Все, что прикоплено, пригоршней полновесной
 Швыряют, чтоб пьянчуг на славу угостить.
 И те, чья голова покрепче, горделиво,
 С осанкой королей, глотают разом жбан —
 Один, другой, еще! — клубящегося пива.
 Им в лица бьет огонь, вокруг густой туман.
 Глаза кровавые и рот, блестящий салом,
 Сверкают, словно медь, во мраке от луча.
 Пылает оргия. На тротуаре впалом
 Кипит и пенится горячая моча.
 Валятся пьяницы, споткнувшись вдруг о кочку;
 Другие вдаль бредут, стараясь не упасть.
 И праздничный припев горланят в одиночку,
 Смолкая, чтоб икнуть иль выблеваться всласть.
 Оравы крикунов сбиваются кружками
 На главной площади, и парни к девкам льнут,
 Облапливают их, в них тычась животами,
 Им шеи жирные звериной лаской жгут,
 И те брыкаются, свирепо отбиваясь.
 В домах же, где висит у низких потолков
 Угрюмый, серый чад, где пот, распространяясь
 Тяжелым запахом от грязных тюфяков,
 Осел испариной на стеклах и кувшинах, —
 Там пар танцующих толчется тесный ряд
 Вдоль расписных столов и шатких лавок длинных,
 И стены, кажется, от топота трещат.
 Там пьянство, яростней и исступленней вдвое,
 Топочет, вопиет и буйствует сквозь вой
 Петушьих, тонких флейт и хриплый стон гобоя.
 Подростки щуплые, пуская дым густой,
 Старухи в чепчиках, детины в синих блузах —
 Все скачут, мечутся в безумной плясовой,
 Икают.

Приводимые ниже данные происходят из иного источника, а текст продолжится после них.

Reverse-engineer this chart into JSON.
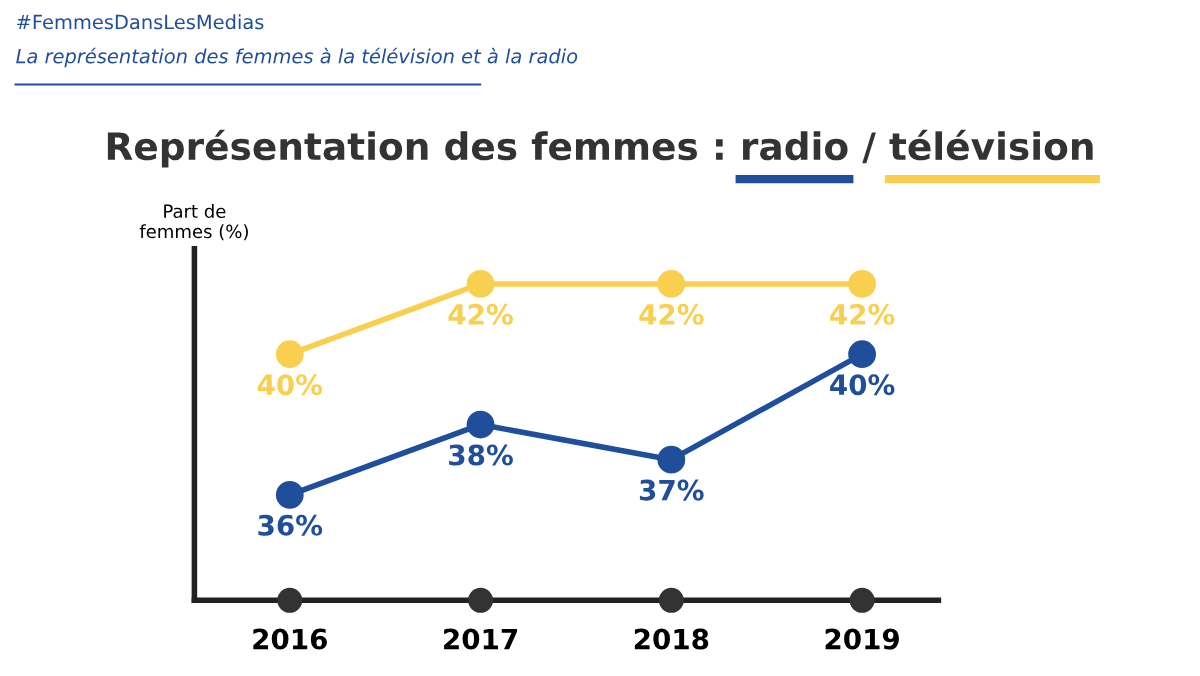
{
  "chart_data": {
    "type": "line",
    "title": "Représentation des femmes : radio / télévision",
    "ylabel": "Part de\nfemmes (%)",
    "annotations": [
      "#FemmesDansLesMedias",
      "La représentation des femmes à la télévision et à la radio"
    ],
    "categories": [
      "2016",
      "2017",
      "2018",
      "2019"
    ],
    "series": [
      {
        "color": "#1f4e9b",
        "values": [
          36,
          38,
          37,
          40
        ],
        "value_labels": [
          "36%",
          "38%",
          "37%",
          "40%"
        ]
      },
      {
        "color": "#f9cf4f",
        "values": [
          40,
          42,
          42,
          42
        ],
        "value_labels": [
          "40%",
          "42%",
          "42%",
          "42%"
        ]
      }
    ],
    "ylim": [
      33,
      43
    ],
    "marker": "circle",
    "line_style": "solid",
    "grid": false
  }
}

Каждый миг рои пьянчуг кургузых,
 Сейчас ввалившихся, вступают в грузный строй
 Кадрили, что точь-в-точь напоминает драку,
 И вот тогда всего отчаянней орут,
 И каждый каждого пинает, как собаку,
 В готовности поднять на самых близких кнут.

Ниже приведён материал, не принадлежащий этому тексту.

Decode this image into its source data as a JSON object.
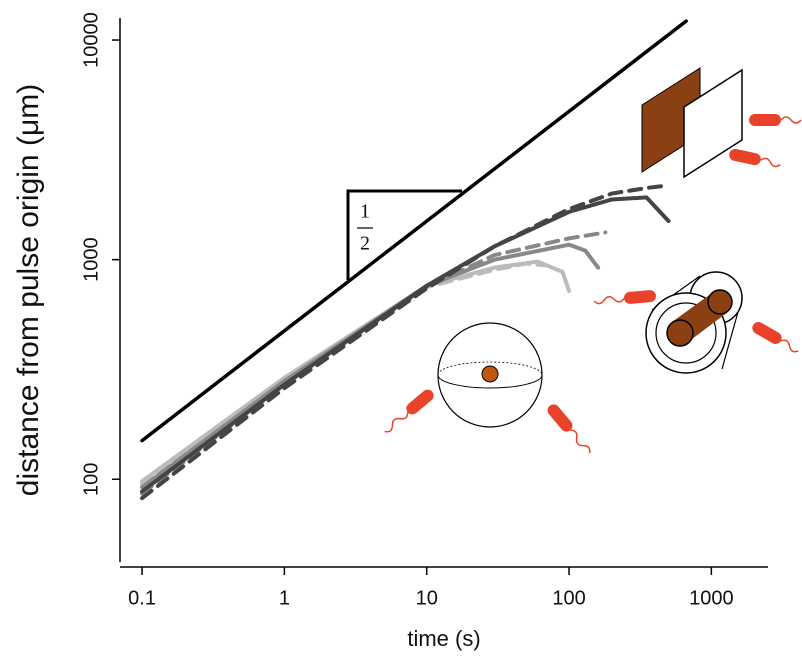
{
  "chart_data": {
    "type": "line",
    "xlabel": "time (s)",
    "ylabel": "distance from pulse origin (μm)",
    "log_x": true,
    "log_y": true,
    "xlim": [
      0.07,
      2500
    ],
    "ylim": [
      42,
      12600
    ],
    "xticks": [
      0.1,
      1,
      10,
      100,
      1000
    ],
    "yticks": [
      100,
      1000,
      10000
    ],
    "annotation": {
      "numerator": "1",
      "denominator": "2"
    },
    "series": [
      {
        "color": "#000000",
        "dashed": false,
        "x": [
          0.1,
          665
        ],
        "values": [
          150,
          12200
        ]
      },
      {
        "color": "#bbbbbb",
        "dashed": true,
        "x": [
          0.1,
          1,
          10,
          30,
          50,
          70
        ],
        "values": [
          95,
          285,
          750,
          900,
          960,
          940
        ]
      },
      {
        "color": "#bbbbbb",
        "dashed": false,
        "x": [
          0.1,
          1,
          10,
          30,
          60,
          90,
          100
        ],
        "values": [
          98,
          290,
          760,
          920,
          980,
          880,
          720
        ]
      },
      {
        "color": "#888888",
        "dashed": true,
        "x": [
          0.1,
          1,
          10,
          30,
          100,
          180
        ],
        "values": [
          86,
          270,
          750,
          1050,
          1250,
          1330
        ]
      },
      {
        "color": "#888888",
        "dashed": false,
        "x": [
          0.1,
          1,
          10,
          30,
          100,
          130,
          160
        ],
        "values": [
          92,
          280,
          760,
          1000,
          1170,
          1100,
          920
        ]
      },
      {
        "color": "#444444",
        "dashed": true,
        "x": [
          0.1,
          1,
          10,
          30,
          100,
          200,
          350,
          500
        ],
        "values": [
          82,
          260,
          740,
          1150,
          1700,
          2000,
          2120,
          2180
        ]
      },
      {
        "color": "#444444",
        "dashed": false,
        "x": [
          0.1,
          1,
          10,
          30,
          100,
          200,
          350,
          500
        ],
        "values": [
          88,
          270,
          760,
          1150,
          1650,
          1880,
          1920,
          1500
        ]
      }
    ]
  }
}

 Безумствует оркестр, нестройный шум удвоя
 И воплями покрыв ревущий гомон ссор;
 Танцуют бешено, без лада и без строя;
 Там — попритихли, пьют, глуша вином задор.
 И тут же женщины пьянеют, горячатся,
 Жестокий плотский хмель им зажигает кровь,
 И в этой буре тел, что вьются и клубятся,
 Желанья пенятся, и видно вновь и вновь,
 Как парни с девками, сшибаясь, наступая,
 Обороняясь, мчат свой исступленный пляс,
 Кричат, беснуются, толкаясь и пылая,
 Мертвецки пьяные, валятся и подчас
 Переплетаются какой-то дикой пряжей
 И, с пеною у губ, упорною рукой
 Свирепо платья мнут и потрошат корсажи.
 И парни, озверев, так поддают спиной,
 Так бедра прыгают у девушек, что мнится:
 Здесь свального греха вздымаются огни.
5
Пред тем как солнца жар багряно разгорится,
 Спугнув туман, что встал в предутренней тени,
 В берлогах, в погребах уже стихает пьянство.

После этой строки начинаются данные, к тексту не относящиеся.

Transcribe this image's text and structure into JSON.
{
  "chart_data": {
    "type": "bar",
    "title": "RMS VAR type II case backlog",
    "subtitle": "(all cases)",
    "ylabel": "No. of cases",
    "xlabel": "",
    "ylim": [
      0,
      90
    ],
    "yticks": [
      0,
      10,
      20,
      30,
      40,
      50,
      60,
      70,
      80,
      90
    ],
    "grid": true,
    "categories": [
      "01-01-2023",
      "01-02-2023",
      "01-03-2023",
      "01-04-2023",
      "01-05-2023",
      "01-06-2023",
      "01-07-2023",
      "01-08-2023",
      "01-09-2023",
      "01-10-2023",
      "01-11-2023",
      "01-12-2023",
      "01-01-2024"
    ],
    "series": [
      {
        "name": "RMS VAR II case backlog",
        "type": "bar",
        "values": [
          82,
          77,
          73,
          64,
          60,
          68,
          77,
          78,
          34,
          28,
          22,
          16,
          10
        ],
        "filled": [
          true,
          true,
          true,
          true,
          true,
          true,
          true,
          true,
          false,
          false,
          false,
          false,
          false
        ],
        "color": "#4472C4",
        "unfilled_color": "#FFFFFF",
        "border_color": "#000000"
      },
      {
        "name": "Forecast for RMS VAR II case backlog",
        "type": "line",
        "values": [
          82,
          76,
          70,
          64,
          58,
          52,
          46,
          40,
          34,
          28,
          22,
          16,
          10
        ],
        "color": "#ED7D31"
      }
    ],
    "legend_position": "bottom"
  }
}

 Кермесса кончилась, опав и ослабев;
 Толпа домой идет и в глубине пространства
 Скрывается, рыча звериный свой напев.
 За нею старики, струей пивного пота
 Одежду грязную и руки омочив,
 Шатаясь, чуть бредут — сковала их дремота —
 На фермы, скрытые в широком море нив.
 Но в бархатистых мхах оврагов потаенных,
 В густой траве лугов, где блеск росы осел,
 Им слышен странный шум, звук вздохов
 приглушенных —
 То захлебнулась страсть на алом пире тел.
 Кусты как бы зверьми возящимися полны.
 Там случка черная мятется в мягких льнах,
 В пушистом клевере, клубящемся как волны;
 Стон страсти зыблется на зреющих полях,
 И хриплым звукам спазм псы хором отвечают.
 О жарких юных днях мечтают старики.
 И те же звуки их у самых ферм встречают:
 В хлеву, где возятся испуганно телки,
 Где спит коровница на пышной куче сена,
 Там для случайных пар уютный уголок,
 Там те ж объятия и тех же вздохов пена,
 И та же страсть, пока не заблестит восток.
 Лишь солнце развернет своих лучей кустарник
 И ядрами огня проломит кругозор —
 Ржет яро жеребец проснувшийся; свинарник
 Шатают кабаны, толкаясь о запор,
 Как охмеленные разгулом ночи пьяным.
 Помчались петушки, алея гребешком,
 И утро все звенит их голосом стеклянным.
 И стая жеребят брыкается кругом.
 Дерущиеся псы льнут к сукам непокорным;
 И грузные быки, взметая пыль хвостом,
 Коров преследуют свирепо и упорно.
 Тогда, сожженные желаньем и вином,
 Кровь чуя пьяную в сердцах, в висках горящих,
 С гортанью, сдавленной тугой рукой страстей,
 Нашаря в темноте стан жен своих храпящих,
 Они, те старики, опять плодят детей.